Class LongestCommonSubsequenceDistance

java.lang.Object
org.cicirello.sequences.distance.EditDistance
org.cicirello.sequences.distance.LongestCommonSubsequenceDistance
All Implemented Interfaces:
SequenceDistanceMeasurer, SequenceDistanceMeasurerDouble

public final class LongestCommonSubsequenceDistance extends EditDistance
LongestCommonSubsequenceDistance is a form of EditDistance, where the edit operations are limited to deletions and insertions (i.e., no replacements or changes), and where the cost of an edit operation is simply 1. It is the minimum number of element insertions and deletions necessary to transform one sequence into the other. It can be computed as: N + M - 2 * lcs(s1, s2), where lcs(s1, s2) is the length of the longest common subsequence of sequences s1 and s2, and N and M are the lengths of s1 and s2 (see section 5 of Wagner and Fischer (1974)).

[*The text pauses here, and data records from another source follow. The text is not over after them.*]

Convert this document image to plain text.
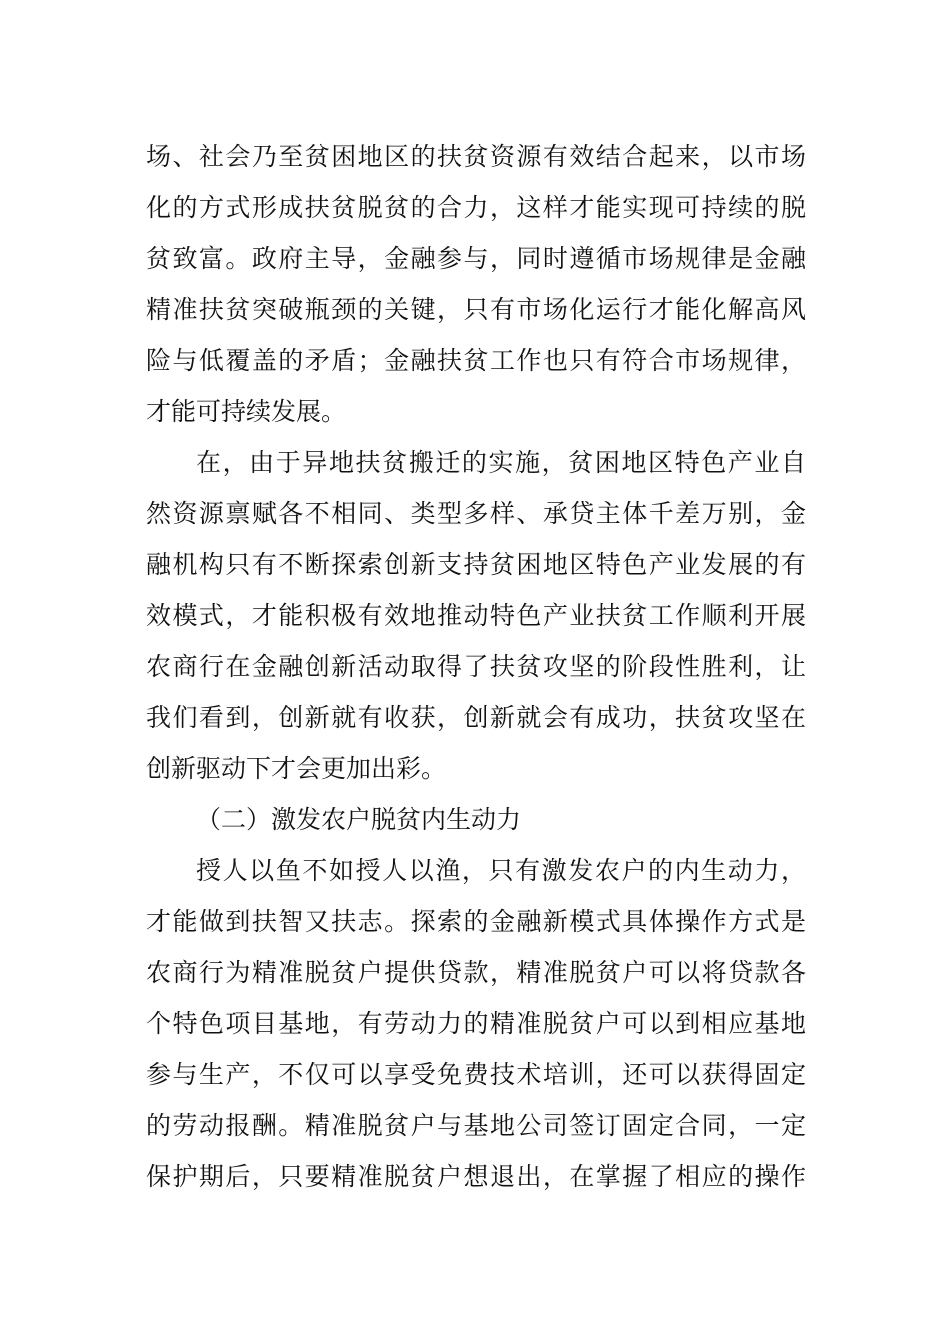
场、社会乃至贫困地区的扶贫资源有效结合起来，以市场
化的方式形成扶贫脱贫的合力，这样才能实现可持续的脱
贫致富。政府主导，金融参与，同时遵循市场规律是金融
精准扶贫突破瓶颈的关键，只有市场化运行才能化解高风
险与低覆盖的矛盾；金融扶贫工作也只有符合市场规律，
才能可持续发展。
在，由于异地扶贫搬迁的实施，贫困地区特色产业自
然资源禀赋各不相同、类型多样、承贷主体千差万别，金
融机构只有不断探索创新支持贫困地区特色产业发展的有
效模式，才能积极有效地推动特色产业扶贫工作顺利开展
农商行在金融创新活动取得了扶贫攻坚的阶段性胜利，让
我们看到，创新就有收获，创新就会有成功，扶贫攻坚在
创新驱动下才会更加出彩。
（二）激发农户脱贫内生动力
授人以鱼不如授人以渔，只有激发农户的内生动力，
才能做到扶智又扶志。探索的金融新模式具体操作方式是
农商行为精准脱贫户提供贷款，精准脱贫户可以将贷款各
个特色项目基地，有劳动力的精准脱贫户可以到相应基地
参与生产，不仅可以享受免费技术培训，还可以获得固定
的劳动报酬。精准脱贫户与基地公司签订固定合同，一定
保护期后，只要精准脱贫户想退出，在掌握了相应的操作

This class supports computing distance for Java String objects or arrays of any of the primitive types, or arrays of objects. It makes no assumptions about the contents of the Strings or arrays, and they can contain duplicates, or can be such that some elements only appear in one or the other of the sequences, or can be of different lengths.

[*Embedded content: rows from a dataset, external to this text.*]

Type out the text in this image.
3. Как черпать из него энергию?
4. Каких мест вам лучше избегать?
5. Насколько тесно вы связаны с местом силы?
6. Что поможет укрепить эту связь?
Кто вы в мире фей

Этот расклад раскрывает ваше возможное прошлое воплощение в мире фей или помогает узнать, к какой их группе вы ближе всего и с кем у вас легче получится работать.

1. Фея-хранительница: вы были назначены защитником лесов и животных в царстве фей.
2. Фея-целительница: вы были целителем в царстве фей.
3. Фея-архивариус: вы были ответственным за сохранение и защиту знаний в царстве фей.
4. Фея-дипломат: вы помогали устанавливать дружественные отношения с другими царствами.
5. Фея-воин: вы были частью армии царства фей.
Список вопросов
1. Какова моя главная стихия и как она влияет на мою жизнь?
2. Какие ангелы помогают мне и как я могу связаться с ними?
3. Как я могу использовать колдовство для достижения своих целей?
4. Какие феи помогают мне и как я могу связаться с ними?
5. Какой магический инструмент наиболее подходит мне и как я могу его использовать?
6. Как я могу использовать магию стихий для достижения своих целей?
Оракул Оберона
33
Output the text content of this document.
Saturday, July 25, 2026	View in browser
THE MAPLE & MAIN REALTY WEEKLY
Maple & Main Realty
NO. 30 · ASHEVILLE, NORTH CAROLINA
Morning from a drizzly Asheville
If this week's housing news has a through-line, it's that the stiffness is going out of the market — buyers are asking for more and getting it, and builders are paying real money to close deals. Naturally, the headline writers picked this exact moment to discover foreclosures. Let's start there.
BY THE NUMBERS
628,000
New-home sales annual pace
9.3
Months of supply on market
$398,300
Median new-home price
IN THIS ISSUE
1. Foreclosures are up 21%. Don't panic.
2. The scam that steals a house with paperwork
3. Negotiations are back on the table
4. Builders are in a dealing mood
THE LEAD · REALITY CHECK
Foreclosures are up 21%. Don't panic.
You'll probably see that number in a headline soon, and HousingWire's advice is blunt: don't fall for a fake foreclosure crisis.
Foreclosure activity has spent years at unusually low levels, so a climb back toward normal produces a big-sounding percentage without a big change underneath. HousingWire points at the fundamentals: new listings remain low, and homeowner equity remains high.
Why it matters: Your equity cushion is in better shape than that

Runtime: O(n*m), where n and m are the lengths of the two sequences (i.e., Strings or arrays).

If you need to compute this distance for permutations (i.e., same length, same set of elements, unique elements), then it is recommended to instead use the ReinsertionDistance class. That class exploits the common length, common set of elements, and unique elements properties of permutations to more efficiently (in O(n lg n) time) compute the longest common subpermutation (i.e., that class does not delegate the work to the edit distance algorithm). However, the result of ReinsertionDistance is half of what LongestCommonSubsequenceDistance would compute. This is because for permutations the elements that would be inserted are exactly the same as those that would be deleted by the edit operations, and ReinsertionDistance is defined as an edit distance with one edit operation, removal/reinsertion (i.e., a deletion is only half the operation, and the insertion is the other half of the operation).

Wagner and Fischer's String Edit Distance was introduced in:
R. A. Wagner and M. J. Fischer, "The string-to-string correction problem," Journal of the ACM, vol. 21, no. 1, pp. 168–173, January 1974.

  • Constructor Details

    • LongestCommonSubsequenceDistance

      public LongestCommonSubsequenceDistance()
      Constructs a longest common subsequence distance.